Appellant also asserts, based on Jenkins' testimony that there was an empty tree grate on the sidewalk, that most likely the tree that once stood in that grate had been removed by the Forestry Department and because the Forestry Department is an agency of Baltimore City, the City had notice of the defective sidewalk. However, the Forestry Department did not testify or provide documentation, thus any conclusion in this regard would be mere speculation.

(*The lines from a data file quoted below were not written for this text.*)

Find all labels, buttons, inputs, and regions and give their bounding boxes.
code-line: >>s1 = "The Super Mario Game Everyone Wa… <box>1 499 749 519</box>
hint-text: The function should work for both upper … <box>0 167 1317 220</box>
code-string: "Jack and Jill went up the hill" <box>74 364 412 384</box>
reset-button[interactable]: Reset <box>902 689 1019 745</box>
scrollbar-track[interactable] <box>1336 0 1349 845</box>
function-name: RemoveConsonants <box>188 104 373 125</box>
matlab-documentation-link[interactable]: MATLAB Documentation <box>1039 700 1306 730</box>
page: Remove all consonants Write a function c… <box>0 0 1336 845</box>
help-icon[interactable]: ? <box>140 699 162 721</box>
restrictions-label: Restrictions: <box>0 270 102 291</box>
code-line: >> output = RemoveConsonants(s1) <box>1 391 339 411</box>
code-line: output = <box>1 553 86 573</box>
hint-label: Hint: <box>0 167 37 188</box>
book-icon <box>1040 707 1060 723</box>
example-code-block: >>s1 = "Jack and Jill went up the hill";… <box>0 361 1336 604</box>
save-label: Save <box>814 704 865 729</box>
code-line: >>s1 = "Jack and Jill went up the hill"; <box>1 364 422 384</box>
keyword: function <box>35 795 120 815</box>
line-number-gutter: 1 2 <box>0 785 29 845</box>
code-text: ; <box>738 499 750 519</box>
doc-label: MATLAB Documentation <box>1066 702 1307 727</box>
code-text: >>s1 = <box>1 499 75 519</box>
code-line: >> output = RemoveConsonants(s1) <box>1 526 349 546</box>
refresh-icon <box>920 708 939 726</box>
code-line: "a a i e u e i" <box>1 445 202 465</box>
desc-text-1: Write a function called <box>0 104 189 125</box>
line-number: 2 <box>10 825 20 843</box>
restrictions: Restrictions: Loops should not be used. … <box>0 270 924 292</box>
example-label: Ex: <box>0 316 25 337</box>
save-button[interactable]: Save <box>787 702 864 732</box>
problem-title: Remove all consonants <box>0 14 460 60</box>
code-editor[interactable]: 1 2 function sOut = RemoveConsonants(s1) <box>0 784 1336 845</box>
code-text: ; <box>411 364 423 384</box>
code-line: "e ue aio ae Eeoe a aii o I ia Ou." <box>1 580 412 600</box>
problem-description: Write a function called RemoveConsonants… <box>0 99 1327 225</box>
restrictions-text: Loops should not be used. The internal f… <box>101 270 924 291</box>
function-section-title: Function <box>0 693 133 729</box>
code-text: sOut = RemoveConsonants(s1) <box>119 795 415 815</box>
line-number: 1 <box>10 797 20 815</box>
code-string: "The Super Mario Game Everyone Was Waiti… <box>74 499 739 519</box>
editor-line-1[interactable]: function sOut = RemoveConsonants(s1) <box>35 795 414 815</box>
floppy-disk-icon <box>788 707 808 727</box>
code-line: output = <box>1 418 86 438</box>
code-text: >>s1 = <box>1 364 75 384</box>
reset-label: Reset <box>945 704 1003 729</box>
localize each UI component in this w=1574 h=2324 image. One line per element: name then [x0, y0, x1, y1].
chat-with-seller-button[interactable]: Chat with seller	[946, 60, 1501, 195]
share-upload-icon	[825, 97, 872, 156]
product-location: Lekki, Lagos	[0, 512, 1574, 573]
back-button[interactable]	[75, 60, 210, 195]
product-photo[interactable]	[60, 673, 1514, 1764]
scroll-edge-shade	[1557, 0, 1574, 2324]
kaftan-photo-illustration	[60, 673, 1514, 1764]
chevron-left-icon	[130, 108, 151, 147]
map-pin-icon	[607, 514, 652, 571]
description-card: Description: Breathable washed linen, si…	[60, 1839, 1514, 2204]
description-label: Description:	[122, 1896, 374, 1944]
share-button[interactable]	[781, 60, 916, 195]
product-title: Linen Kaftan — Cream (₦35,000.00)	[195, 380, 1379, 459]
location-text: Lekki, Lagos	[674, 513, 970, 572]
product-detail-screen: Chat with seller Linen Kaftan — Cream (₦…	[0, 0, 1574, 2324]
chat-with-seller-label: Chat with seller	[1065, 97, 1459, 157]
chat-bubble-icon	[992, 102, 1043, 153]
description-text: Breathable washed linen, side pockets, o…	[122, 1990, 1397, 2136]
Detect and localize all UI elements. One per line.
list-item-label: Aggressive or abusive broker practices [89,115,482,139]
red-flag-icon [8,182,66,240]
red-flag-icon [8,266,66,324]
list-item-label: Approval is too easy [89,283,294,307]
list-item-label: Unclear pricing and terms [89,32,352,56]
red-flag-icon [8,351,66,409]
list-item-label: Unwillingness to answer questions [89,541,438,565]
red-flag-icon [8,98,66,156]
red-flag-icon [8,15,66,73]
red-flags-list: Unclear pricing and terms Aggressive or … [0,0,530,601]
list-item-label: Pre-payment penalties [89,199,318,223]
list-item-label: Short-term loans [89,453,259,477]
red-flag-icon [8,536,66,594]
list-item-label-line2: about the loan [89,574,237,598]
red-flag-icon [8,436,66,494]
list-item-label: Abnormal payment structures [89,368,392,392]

Finally, appellant contends "the City issued a permit for waterproofing at the trip hazard location on November 2, 2011, more than five years prior to [] [a]ppellant's fall incident. Which necessarily should have given rise to an inspection of the work performed and notice of the elevation in the sidewalk." Once again, to support this assertion appellant relies on testimony by Jenkins, where after being shown a photograph of "some gray stuff between the sidewalk and the building," he noted it looked like a sealant used so that "water [wouldn't] go down in the cracks," but other than describing the "gray stuff" as a sealant, Jenkins did not provide any details about waterproofing work performed in that location. Appellant further relied on a Baltimore Housing document issued on November 2, 2011 that described the plan as "interior work (365 SQ FT) - waterproof basement interior & replace drain tile as per code," located at 100 S Hanover Street.
Appellant, however, established no nexus between the inspection of interior waterproofing work and an inspection of the exterior sidewalk. Nor was there a connection between the Baltimore Housing document and the sidewalk. In sum, ruling that the City did not have constructive or actual notice of the elevated sidewalk before appellant's fall, the trial court did not err in granting the City's motion for summary judgment.
JUDGMENT OF THE CIRCUIT COURT FOR BALTIMORE CITY AFFIRMED; COSTS TO BE PAID BY APPELLANT.